New cartel rules are encouraging more companies to pursue ‘bid rigging’ and misleading conduct claims for M&A deals,  Corrs Chambers Westgarth partner Jonathan Farrer has said.

Farrer’s comments were made in light of a recent Federal Court decision which found that Australian mining consumables company Bradken had engaged in bid rigging and misleading and deceptive conduct in relation to an acqusiton. Farrer noted that companies across a wide range of industries are considering anti-trust legal action in the context of M&A transactions and observed that there were two other billion dollar M&A deals currently subject to such claims in the Federal Court.

“With only the Bradken case decided so far, this was the first test of new cartel and bid rigging rules and the judge applied a very broad interpretation of these rules. This will now have implications for other M&A deals,” Farrer said.

He said the Bradken decision and another recent case in the U.S. against 10 high profile private equity firms were examples of how casual communications and emails could later be used as evidence against bidders. 

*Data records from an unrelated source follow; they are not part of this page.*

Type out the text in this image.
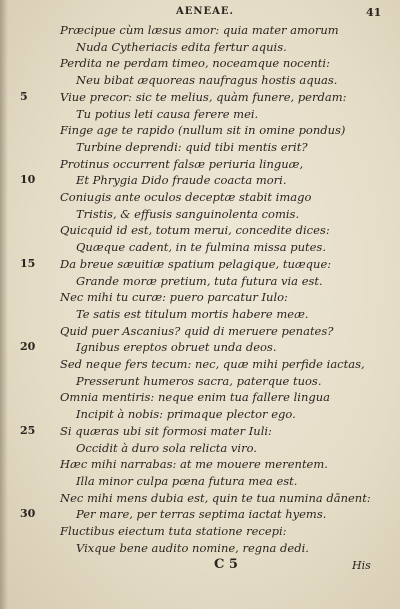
AENEAE.	41
Præcipue cùm læsus amor: quia mater amorum
Nuda Cytheriacis edita fertur aquis.
Perdita ne perdam timeo, noceamque nocenti:
Neu bibat æquoreas naufragus hostis aquas.
5	Viue precor: sic te melius, quàm funere, perdam:
Tu potius leti causa ferere mei.
Finge age te rapido (nullum sit in omine pondus)
Turbine deprendi: quid tibi mentis erit?
Protinus occurrent falsæ periuria linguæ,
10	Et Phrygia Dido fraude coacta mori.
Coniugis ante oculos deceptæ stabit imago
Tristis, & effusis sanguinolenta comis.
Quicquid id est, totum merui, concedite dices:
Quæque cadent, in te fulmina missa putes.
15 Da breue sæuitiæ spatium pelagique, tuæque:
Grande moræ pretium, tuta futura via est.
Nec mihi tu curæ: puero parcatur Iulo:
Te satis est titulum mortis habere meæ.
Quid puer Ascanius? quid di meruere penates?
20	Ignibus ereptos obruet unda deos.
Sed neque fers tecum: nec, quæ mihi perfide iactas,
Presserunt humeros sacra, paterque tuos.
Omnia mentiris: neque enim tua fallere lingua
Incipit à nobis: primaque plector ego.
25 Si quæras ubi sit formosi mater Iuli:
Occidit à duro sola relicta viro.
Hæc mihi narrabas: at me mouere merentem.
Illa minor culpa pœna futura mea est.
Nec mihi mens dubia est, quin te tua numina dānent:
30	Per mare, per terras septima iactat hyems.
Fluctibus eiectum tuta statione recepi:
Vixque bene audito nomine, regna dedi.
C 5	His
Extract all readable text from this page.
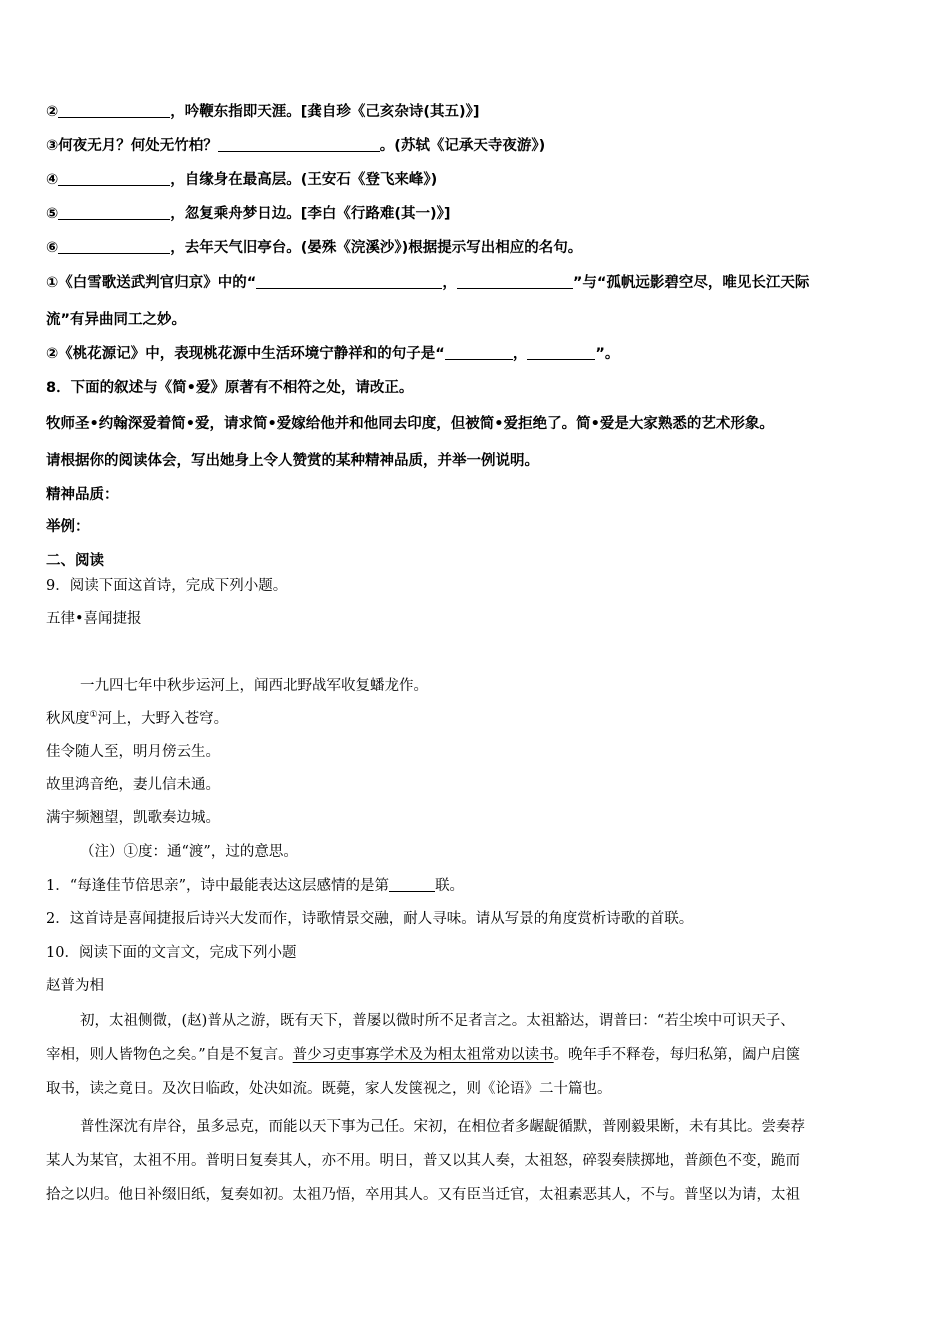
②	，吟鞭东指即天涯。[龚自珍《己亥杂诗(其五)》]
③何夜无月？何处无竹柏？	。(苏轼《记承天寺夜游》)
④	，自缘身在最高层。(王安石《登飞来峰》)
⑤	，忽复乘舟梦日边。[李白《行路难(其一)》]
⑥	，去年天气旧亭台。(晏殊《浣溪沙》)根据提示写出相应的名句。
①《白雪歌送武判官归京》中的“	，	”与“孤帆远影碧空尽，唯见长江天际
流”有异曲同工之妙。
②《桃花源记》中，表现桃花源中生活环境宁静祥和的句子是“	，	”。
8．下面的叙述与《简•爱》原著有不相符之处，请改正。
牧师圣•约翰深爱着简•爱，请求简•爱嫁给他并和他同去印度，但被简•爱拒绝了。简•爱是大家熟悉的艺术形象。
请根据你的阅读体会，写出她身上令人赞赏的某种精神品质，并举一例说明。
精神品质：
举例：
二、阅读
9．阅读下面这首诗，完成下列小题。
五律•喜闻捷报
一九四七年中秋步运河上，闻西北野战军收复蟠龙作。
秋风度①河上，大野入苍穹。
佳令随人至，明月傍云生。
故里鸿音绝，妻儿信未通。
满宇频翘望，凯歌奏边城。
（注）①度：通“渡”，过的意思。
1．“每逢佳节倍思亲”，诗中最能表达这层感情的是第	联。
2．这首诗是喜闻捷报后诗兴大发而作，诗歌情景交融，耐人寻味。请从写景的角度赏析诗歌的首联。
10．阅读下面的文言文，完成下列小题
赵普为相
初，太祖侧微，(赵)普从之游，既有天下，普屡以微时所不足者言之。太祖豁达，谓普曰：“若尘埃中可识天子、
宰相，则人皆物色之矣。”自是不复言。普少习吏事寡学术及为相太祖常劝以读书。晚年手不释卷，每归私第，阖户启箧
取书，读之竟日。及次日临政，处决如流。既薨，家人发箧视之，则《论语》二十篇也。
普性深沈有岸谷，虽多忌克，而能以天下事为己任。宋初，在相位者多龌龊循默，普刚毅果断，未有其比。尝奏荐
某人为某官，太祖不用。普明日复奏其人，亦不用。明日，普又以其人奏，太祖怒，碎裂奏牍掷地，普颜色不变，跪而
拾之以归。他日补缀旧纸，复奏如初。太祖乃悟，卒用其人。又有臣当迁官，太祖素恶其人，不与。普坚以为请，太祖
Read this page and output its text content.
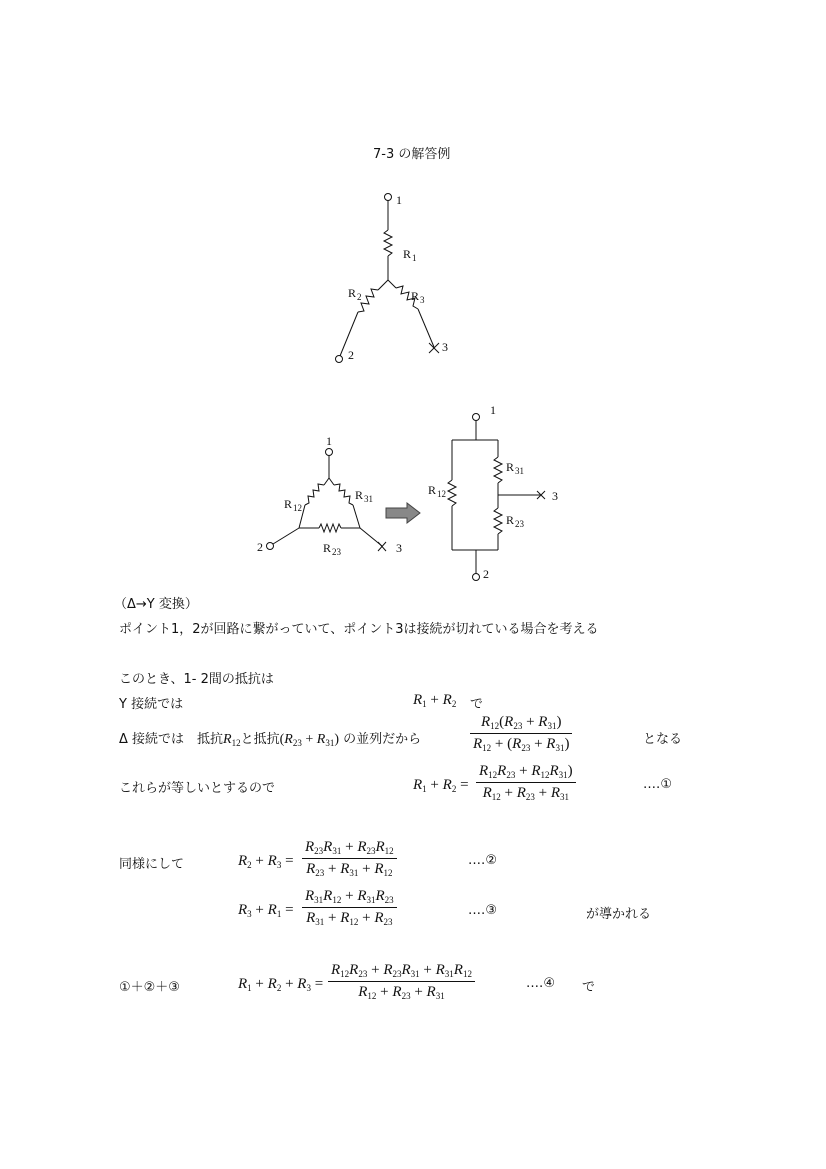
7-3 の解答例
1
R 1
R 2	R 3
2
3
1
R 12
R 31
R 23
2	3
1
3
2
R 12
R 31
R 23
（Δ→Y 変換）
ポイント1，2が回路に繋がっていて、ポイント3は接続が切れている場合を考える
このとき、1‐ 2間の抵抗は
Y 接続では	$R_1 + R_2$ で
Δ 接続では　抵抗$R_{12}$と抵抗$(R_{23} + R_{31})$ の並列だから
$R_{12}(R_{23} + R_{31})$
$R_{12} + (R_{23} + R_{31})$	となる
これらが等しいとするので	$R_1 + R_2$ =
$R_{12}R_{23} + R_{12}R_{31}$)
$R_{12} + R_{23} + R_{31}$
‥‥①
同様にして	$R_2 + R_3$ =
$R_{23}R_{31} + R_{23}R_{12}$
$R_{23} + R_{31} + R_{12}$
‥‥②
$R_3 + R_1$ =
$R_{31}R_{12} + R_{31}R_{23}$
$R_{31} + R_{12} + R_{23}$
‥‥③	が導かれる
①＋②＋③	$R_1 + R_2 + R_3$ =
$R_{12}R_{23} + R_{23}R_{31} + R_{31}R_{12}$
$R_{12} + R_{23} + R_{31}$
‥‥④ で
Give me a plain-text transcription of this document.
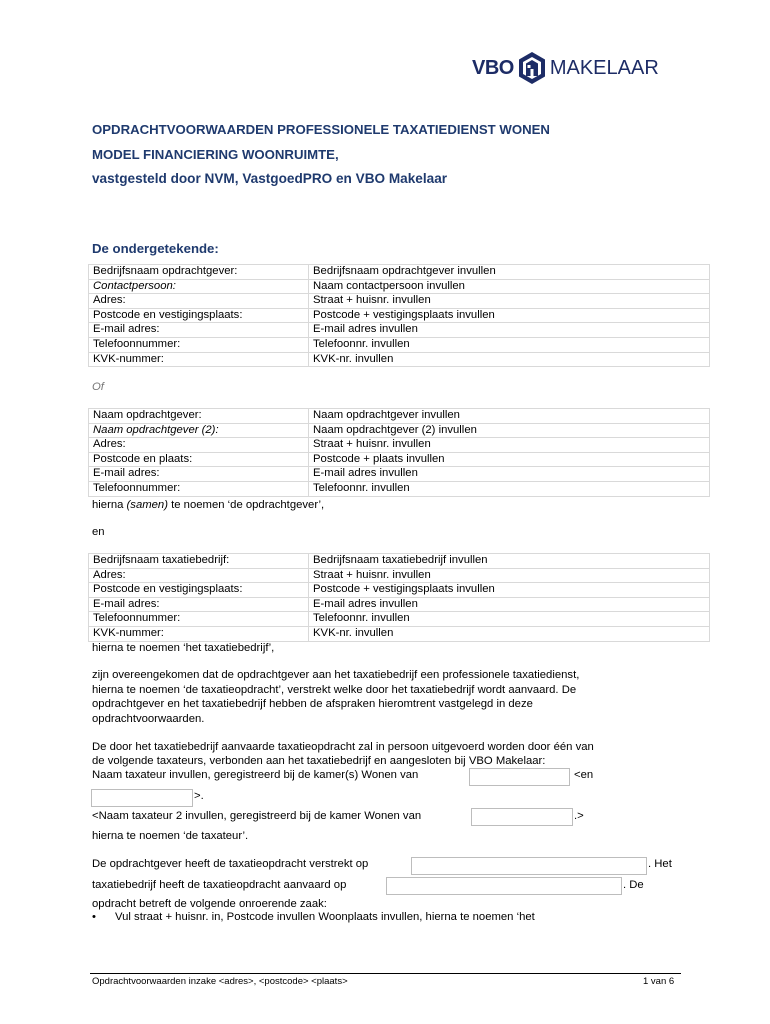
VBO MAKELAAR
OPDRACHTVOORWAARDEN PROFESSIONELE TAXATIEDIENST WONEN
MODEL FINANCIERING WOONRUIMTE,
vastgesteld door NVM, VastgoedPRO en VBO Makelaar
De ondergetekende:
Bedrijfsnaam opdrachtgever:	Bedrijfsnaam opdrachtgever invullen
Contactpersoon:	Naam contactpersoon invullen
Adres:	Straat + huisnr. invullen
Postcode en vestigingsplaats:	Postcode + vestigingsplaats invullen
E-mail adres:	E-mail adres invullen
Telefoonnummer:	Telefoonnr. invullen
KVK-nummer:	KVK-nr. invullen
Of
Naam opdrachtgever:	Naam opdrachtgever invullen
Naam opdrachtgever (2):	Naam opdrachtgever (2) invullen
Adres:	Straat + huisnr. invullen
Postcode en plaats:	Postcode + plaats invullen
E-mail adres:	E-mail adres invullen
Telefoonnummer:	Telefoonnr. invullen
hierna (samen) te noemen ‘de opdrachtgever’,
en
Bedrijfsnaam taxatiebedrijf:	Bedrijfsnaam taxatiebedrijf invullen
Adres:	Straat + huisnr. invullen
Postcode en vestigingsplaats:	Postcode + vestigingsplaats invullen
E-mail adres:	E-mail adres invullen
Telefoonnummer:	Telefoonnr. invullen
KVK-nummer:	KVK-nr. invullen
hierna te noemen ‘het taxatiebedrijf’,
zijn overeengekomen dat de opdrachtgever aan het taxatiebedrijf een professionele taxatiedienst,
hierna te noemen ‘de taxatieopdracht’, verstrekt welke door het taxatiebedrijf wordt aanvaard. De
opdrachtgever en het taxatiebedrijf hebben de afspraken hieromtrent vastgelegd in deze
opdrachtvoorwaarden.
De door het taxatiebedrijf aanvaarde taxatieopdracht zal in persoon uitgevoerd worden door één van
de volgende taxateurs, verbonden aan het taxatiebedrijf en aangesloten bij VBO Makelaar:
Naam taxateur invullen, geregistreerd bij de kamer(s) Wonen van	<en
>.
<Naam taxateur 2 invullen, geregistreerd bij de kamer Wonen van	.>
hierna te noemen ‘de taxateur’.
De opdrachtgever heeft de taxatieopdracht verstrekt op	. Het
taxatiebedrijf heeft de taxatieopdracht aanvaard op	. De
opdracht betreft de volgende onroerende zaak:
• Vul straat + huisnr. in, Postcode invullen Woonplaats invullen, hierna te noemen ‘het
Opdrachtvoorwaarden inzake <adres>, <postcode> <plaats>	1 van 6
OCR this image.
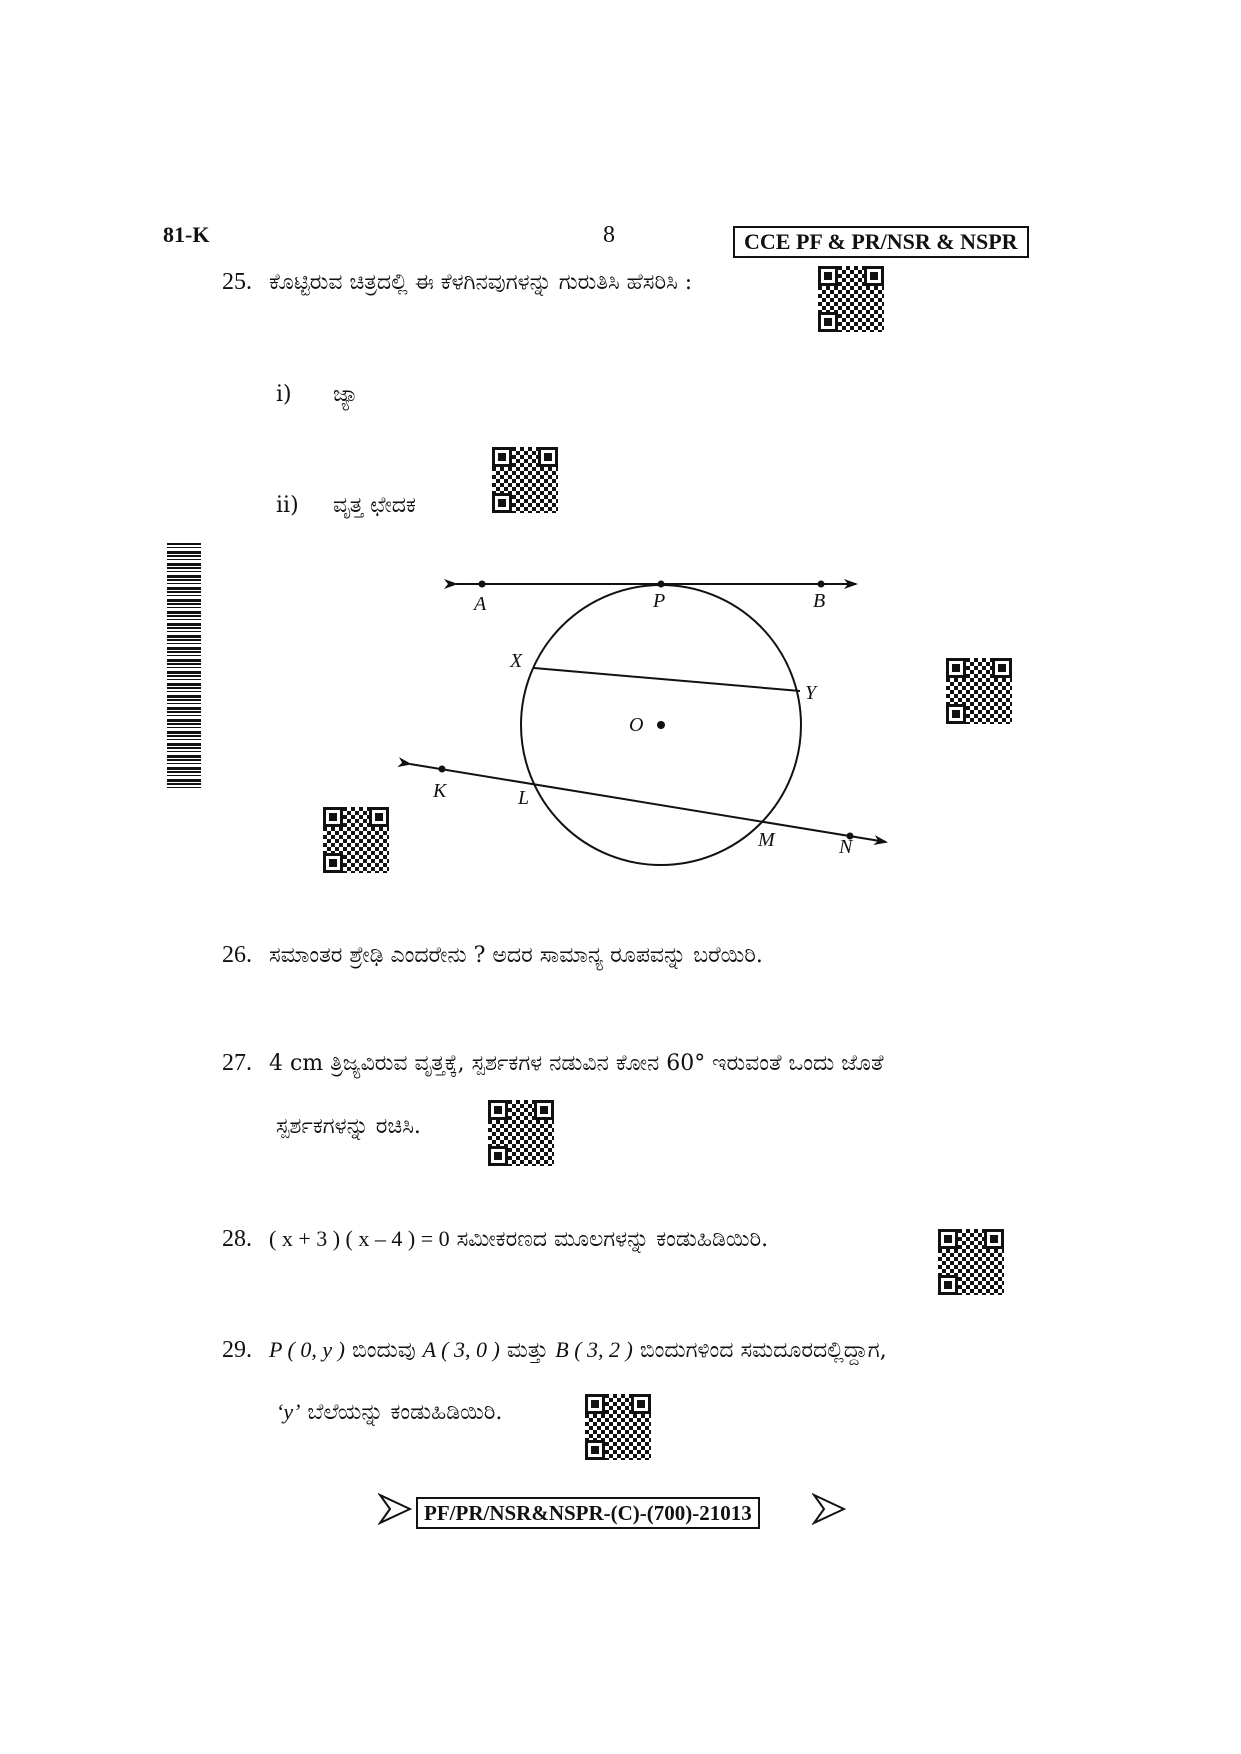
81-K	8	CCE PF & PR/NSR & NSPR
25. ಕೊಟ್ಟಿರುವ ಚಿತ್ರದಲ್ಲಿ ಈ ಕೆಳಗಿನವುಗಳನ್ನು ಗುರುತಿಸಿ ಹೆಸರಿಸಿ :
i) ಜ್ಯಾ
ii) ವೃತ್ತ ಛೇದಕ
A	P	B
X
Y
O
K	L
M	N
26. ಸಮಾಂತರ ಶ್ರೇಢಿ ಎಂದರೇನು ? ಅದರ ಸಾಮಾನ್ಯ ರೂಪವನ್ನು ಬರೆಯಿರಿ.
27. 4 cm ತ್ರಿಜ್ಯವಿರುವ ವೃತ್ತಕ್ಕೆ, ಸ್ಪರ್ಶಕಗಳ ನಡುವಿನ ಕೋನ 60° ಇರುವಂತೆ ಒಂದು ಜೊತೆ
ಸ್ಪರ್ಶಕಗಳನ್ನು ರಚಿಸಿ.
28. ( x + 3 ) ( x – 4 ) = 0 ಸಮೀಕರಣದ ಮೂಲಗಳನ್ನು ಕಂಡುಹಿಡಿಯಿರಿ.
29. P ( 0, y ) ಬಿಂದುವು A ( 3, 0 ) ಮತ್ತು B ( 3, 2 ) ಬಿಂದುಗಳಿಂದ ಸಮದೂರದಲ್ಲಿದ್ದಾಗ,
‘y’ ಬೆಲೆಯನ್ನು ಕಂಡುಹಿಡಿಯಿರಿ.
PF/PR/NSR&NSPR-(C)-(700)-21013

“Joint bidders need to be very careful about how they develop and document their relationship to ensure they don’t breach anti-trust rules,” Farrer said.“There is a clear trend of more litigation in this area.” 
Farrer added that the issue was relevant to any Australian company dealing with competitors in an M&A bid process, even if they were buying an overseas business.

“There are also lessons for vendors.  In particular, sellers need to make sure they have adequate visibility about bidders.  A simple example is ensuring that confidentiality deeds require third party consultants or advisers to be named and disclosed,” he said.